Seeking Tzion: The Missing Ingredient of Our Lulav Experience


With the oncoming Chag HaSukkot, Jews around the world will be enthusiastically choosing their daled minim in order to fulfill the special mitzvah of lulav. With great joy, we shake our lulavim for the entire holiday of Sukkot as we sing hallel in delight. However, we unfortunately miss a key element of the mitzvah due to a fundamental misunderstanding of why we shake the lulav throughout Sukkot

The Mishnah in Tractate Sukkah (41a) explains that the biblical command to take the lulav only applies to the first day of Sukkot, except for those present in the Beit HaMikdash who must take the lulav on every day of Sukkot. Given that we currently do not have our Beit HaMikdash, why do we still perform the mitzvah of lulav every day of Sukkot? The Mishnah explains that after the destruction of the Temple, Rebbe Yochanan ben Zakkai instituted that we should take up the lulav every day of Sukkot as a zecher l’Mikdash, a remembrance of the Temple. The Gemara cites a fascinating source for the concept of establishing reminders of the Mikdash. Rebbe Yochanan cites the verse in Yirmiyahu (30:17), כי נדחה קראו לך ציון היא דרש אין לה, “for they called you (Jerusalem) discarded, She is Tzion, no one seeks her out.” Yirmiyahu implies to us that Jerusalem needs, and deserves, those who seek her out. 

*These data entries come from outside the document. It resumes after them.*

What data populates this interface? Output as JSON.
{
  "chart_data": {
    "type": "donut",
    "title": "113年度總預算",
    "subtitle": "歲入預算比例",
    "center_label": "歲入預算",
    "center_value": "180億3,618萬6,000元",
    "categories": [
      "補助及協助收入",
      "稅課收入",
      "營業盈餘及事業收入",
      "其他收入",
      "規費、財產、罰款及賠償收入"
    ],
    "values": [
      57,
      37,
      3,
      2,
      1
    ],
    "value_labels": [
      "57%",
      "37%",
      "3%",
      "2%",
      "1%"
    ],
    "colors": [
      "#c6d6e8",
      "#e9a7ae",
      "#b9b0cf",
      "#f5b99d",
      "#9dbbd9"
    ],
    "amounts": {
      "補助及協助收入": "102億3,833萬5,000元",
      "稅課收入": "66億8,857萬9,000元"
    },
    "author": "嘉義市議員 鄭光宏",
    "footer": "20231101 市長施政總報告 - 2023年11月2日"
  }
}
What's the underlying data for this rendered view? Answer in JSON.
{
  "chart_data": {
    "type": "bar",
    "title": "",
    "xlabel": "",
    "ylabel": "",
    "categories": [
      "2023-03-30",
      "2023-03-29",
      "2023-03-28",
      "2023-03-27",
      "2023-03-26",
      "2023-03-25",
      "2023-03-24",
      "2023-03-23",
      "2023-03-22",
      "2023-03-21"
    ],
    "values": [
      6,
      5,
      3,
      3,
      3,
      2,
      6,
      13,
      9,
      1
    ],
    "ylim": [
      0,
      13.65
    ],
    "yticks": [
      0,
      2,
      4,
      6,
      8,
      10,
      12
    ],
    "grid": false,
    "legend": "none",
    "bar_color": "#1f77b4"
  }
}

Rav Shlomo Zalman Auerbach (Minchat Shlomo, Sukkah 41a) points out that this rabbinic mitzvah of lulav is not properly fulfilled unless one is being doreish Tzion, thinking and seeking out Jerusalem’s rectification. Rav Auerbach notes that it is an obligation to remind the members of one’s household that we are not shaking the lulav to experience a spiritual high and the joy of Sukkot; instead, the lulav experience should be deeply intertwined with an intense yearning for the restoration of Tzion and the return of our Beit HaMikdash.

The connotations of the word “doreish” expand beyond tefillah and the experience of emotion. At the end of Esther, the megillah tells us that Mordechai was doreish tov l’khol amo. As the commentators note (see Ibn Ezra and Maharal in Ohr Chadash), Mordechai did not wait for Jews to come to him with their problems. Instead, he actively pursued their wellbeing, wholly dedicating himself and everything that he possessed to serving and protecting the Jewish people. 

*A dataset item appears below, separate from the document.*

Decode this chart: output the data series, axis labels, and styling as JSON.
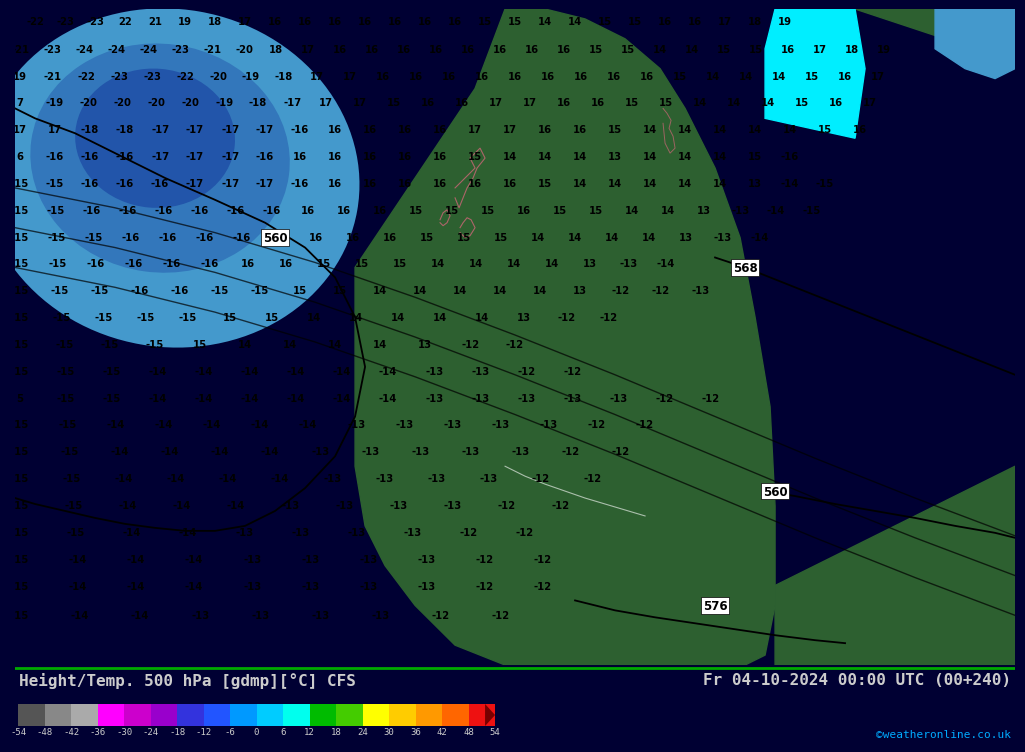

This year, with the first day of Sukkot coinciding with Shabbat, there will be no fulfillment of the biblical commandment of lulav. Instead, we will fulfill the rabbinic injunction to take up the lulav every other day of Sukkot. But to properly perform this mitzvah, each of us must ask ourselves: how am I being doreish Jerusalem? Am I seeking out her well-being and longing for the day in which “the City will be built upon its hill”? Do I fervently pray for and actively pursue her restoration?